# Shimano Alfine SG-S501 integrated hub



## aemscor (Feb 14, 2021)

Hello,
I have a bike with Shimano Alfine SG-S501 hub with 8 speeds. It's keep slipping under load regardless of all the effort and maintenance I have carried out to fix it. I am thinking to change the hub to SG-S7000 8 speeds as adviced by:






Shimano Nexus and Alfine Eight Speed Internal-Gear Hubs


Installation and rebuilding instructions for Shimano Nexus and Alfine 8-speed internal-gear bicycle hubs



www.sheldonbrown.com





What I am thinking to do is to replace only the hub part so keep the SG-S501 shell and take the inner part and replace it with SG-S7000. will it possible? can you advice please? or will it required to change all the wheel? 
Thank you for your help,


----------



## an1mal (May 28, 2004)

Yes, you can swap the SG-S7000 internals into a SG-S501 (and vice-versa). You will need the matching cassette joint for the SG-S7000 as it's high-normal, the cable fixing bolt has the cable hole in the opposite direction, and the cable length (end-of-housing to cable fixing bolt) is different but the old shifter will work fine (the numbers will be backward). I've done this swap myself as once you lace an Alfine hub into a wheel, it's easier to swap hubs. If i recall correctly, you have to pull the left cone and remove the large plastic seal on the drive side (left hand threads so rightie-loosie, you can usually get it if you have strong hands or you can resort to loosening using a rag in slip joint pliers). To pull the big seal, you will need to remove the cassette joint, the cog, and plastic snap on shields.
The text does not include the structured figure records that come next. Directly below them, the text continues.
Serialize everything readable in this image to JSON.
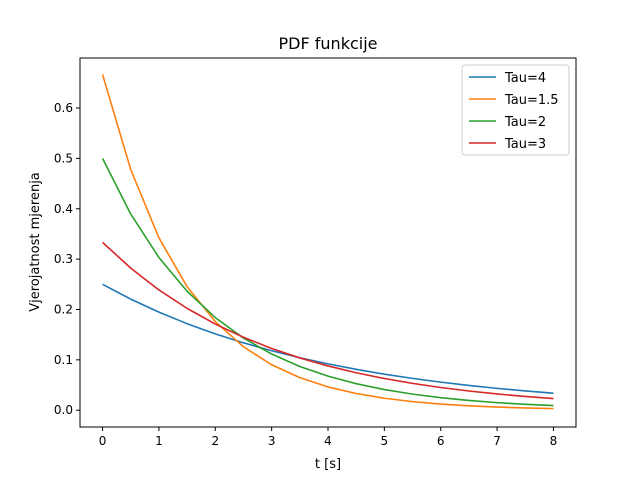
{
  "chart_data": {
    "type": "line",
    "title": "PDF funkcije",
    "xlabel": "t [s]",
    "ylabel": "Vjerojatnost mjerenja",
    "xlim": [
      -0.4,
      8.4
    ],
    "ylim": [
      -0.0333,
      0.6993
    ],
    "xticks": [
      0,
      1,
      2,
      3,
      4,
      5,
      6,
      7,
      8
    ],
    "yticks": [
      0.0,
      0.1,
      0.2,
      0.3,
      0.4,
      0.5,
      0.6
    ],
    "ytick_labels": [
      "0.0",
      "0.1",
      "0.2",
      "0.3",
      "0.4",
      "0.5",
      "0.6"
    ],
    "grid": false,
    "legend_position": "top-right",
    "x": [
      0,
      0.5,
      1,
      1.5,
      2,
      2.5,
      3,
      3.5,
      4,
      4.5,
      5,
      5.5,
      6,
      6.5,
      7,
      7.5,
      8
    ],
    "series": [
      {
        "name": "Tau=4",
        "color": "#1f77b4",
        "values": [
          0.25,
          0.2206,
          0.1947,
          0.1718,
          0.1516,
          0.1338,
          0.1181,
          0.1042,
          0.092,
          0.0812,
          0.0716,
          0.0632,
          0.0558,
          0.0492,
          0.0434,
          0.0383,
          0.0338
        ]
      },
      {
        "name": "Tau=1.5",
        "color": "#ff7f0e",
        "values": [
          0.6667,
          0.4777,
          0.3423,
          0.2453,
          0.1758,
          0.126,
          0.0902,
          0.0647,
          0.0463,
          0.0332,
          0.0238,
          0.0171,
          0.0122,
          0.0088,
          0.0063,
          0.0045,
          0.0032
        ]
      },
      {
        "name": "Tau=2",
        "color": "#2ca02c",
        "values": [
          0.5,
          0.3894,
          0.3033,
          0.2362,
          0.1839,
          0.1433,
          0.1116,
          0.0869,
          0.0677,
          0.0527,
          0.041,
          0.032,
          0.0249,
          0.0194,
          0.0151,
          0.0118,
          0.0092
        ]
      },
      {
        "name": "Tau=3",
        "color": "#d62728",
        "values": [
          0.3333,
          0.2821,
          0.2388,
          0.2022,
          0.1711,
          0.1449,
          0.1226,
          0.1038,
          0.0879,
          0.0744,
          0.063,
          0.0533,
          0.0451,
          0.0382,
          0.0323,
          0.0274,
          0.0232
        ]
      }
    ]
  }
}
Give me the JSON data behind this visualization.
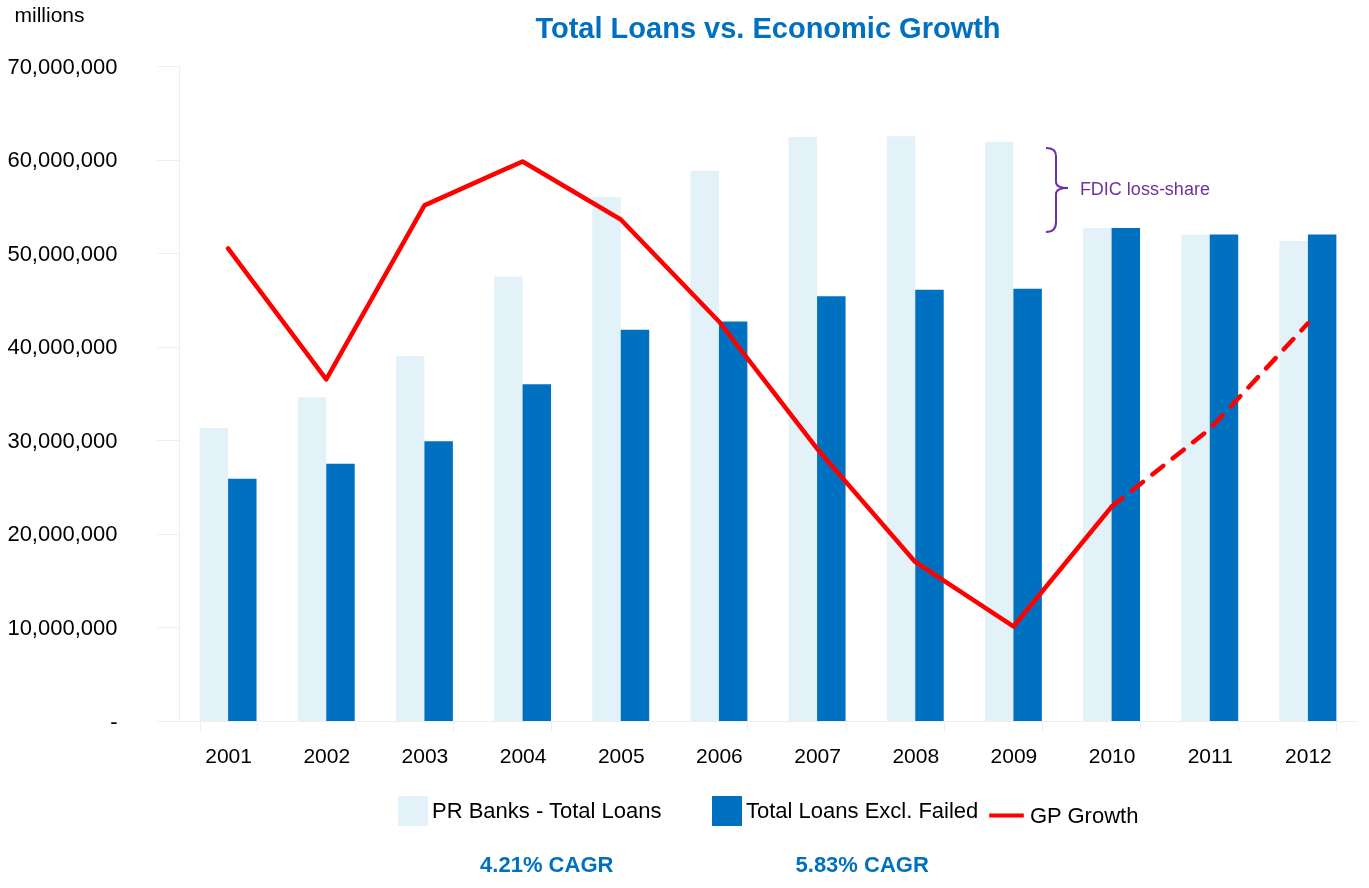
{
  "chart_data": {
    "type": "bar",
    "title": "Total Loans vs. Economic Growth",
    "ylabel": "millions",
    "categories": [
      "2001",
      "2002",
      "2003",
      "2004",
      "2005",
      "2006",
      "2007",
      "2008",
      "2009",
      "2010",
      "2011",
      "2012"
    ],
    "series": [
      {
        "name": "PR Banks - Total Loans",
        "color": "#e3f1f8",
        "values": [
          31300000,
          34600000,
          39000000,
          47500000,
          56000000,
          58800000,
          62400000,
          62500000,
          61900000,
          52700000,
          52000000,
          51300000
        ]
      },
      {
        "name": "Total Loans Excl. Failed",
        "color": "#0070c0",
        "values": [
          25900000,
          27500000,
          29900000,
          36000000,
          41800000,
          42700000,
          45400000,
          46100000,
          46200000,
          52700000,
          52000000,
          52000000
        ]
      },
      {
        "name": "GP Growth",
        "type": "line",
        "color": "#ff0000",
        "line_style": "solid",
        "values": [
          50500000,
          36500000,
          55100000,
          59800000,
          53600000,
          42700000,
          29100000,
          17000000,
          10100000,
          22900000,
          null,
          null
        ]
      },
      {
        "type": "line",
        "color": "#ff0000",
        "line_style": "dashed",
        "values": [
          null,
          null,
          null,
          null,
          null,
          null,
          null,
          null,
          null,
          22900000,
          31200000,
          42500000
        ]
      }
    ],
    "ylim": [
      0,
      70000000
    ],
    "yticks": [
      {
        "value": 0,
        "label": "-"
      },
      {
        "value": 10000000,
        "label": "10,000,000"
      },
      {
        "value": 20000000,
        "label": "20,000,000"
      },
      {
        "value": 30000000,
        "label": "30,000,000"
      },
      {
        "value": 40000000,
        "label": "40,000,000"
      },
      {
        "value": 50000000,
        "label": "50,000,000"
      },
      {
        "value": 60000000,
        "label": "60,000,000"
      },
      {
        "value": 70000000,
        "label": "70,000,000"
      }
    ],
    "grid": false,
    "legend": "bottom",
    "annotations": [
      "FDIC loss-share",
      "4.21% CAGR",
      "5.83% CAGR"
    ]
  }
}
The cassette joint is readily available and ~$15, look for SG-S7000-8. Not only is the cassette joint oriented differently, but the interface is slightly different so you can't install it on the wrong hub. You will also want a new shifter cable (they use standard ones) as the new cable fixing bolt will be spaced out a little further (when you remove your old one, there will be a kink in the cable - you can use the old cable if you go from a S7000 to a S501 as the cable length is shortened). Good opportunity to grease the bearings and make sure you get the bearing preload correct when you install the non-drive side cone - if the bearings are loose the hub won't shift well.


----------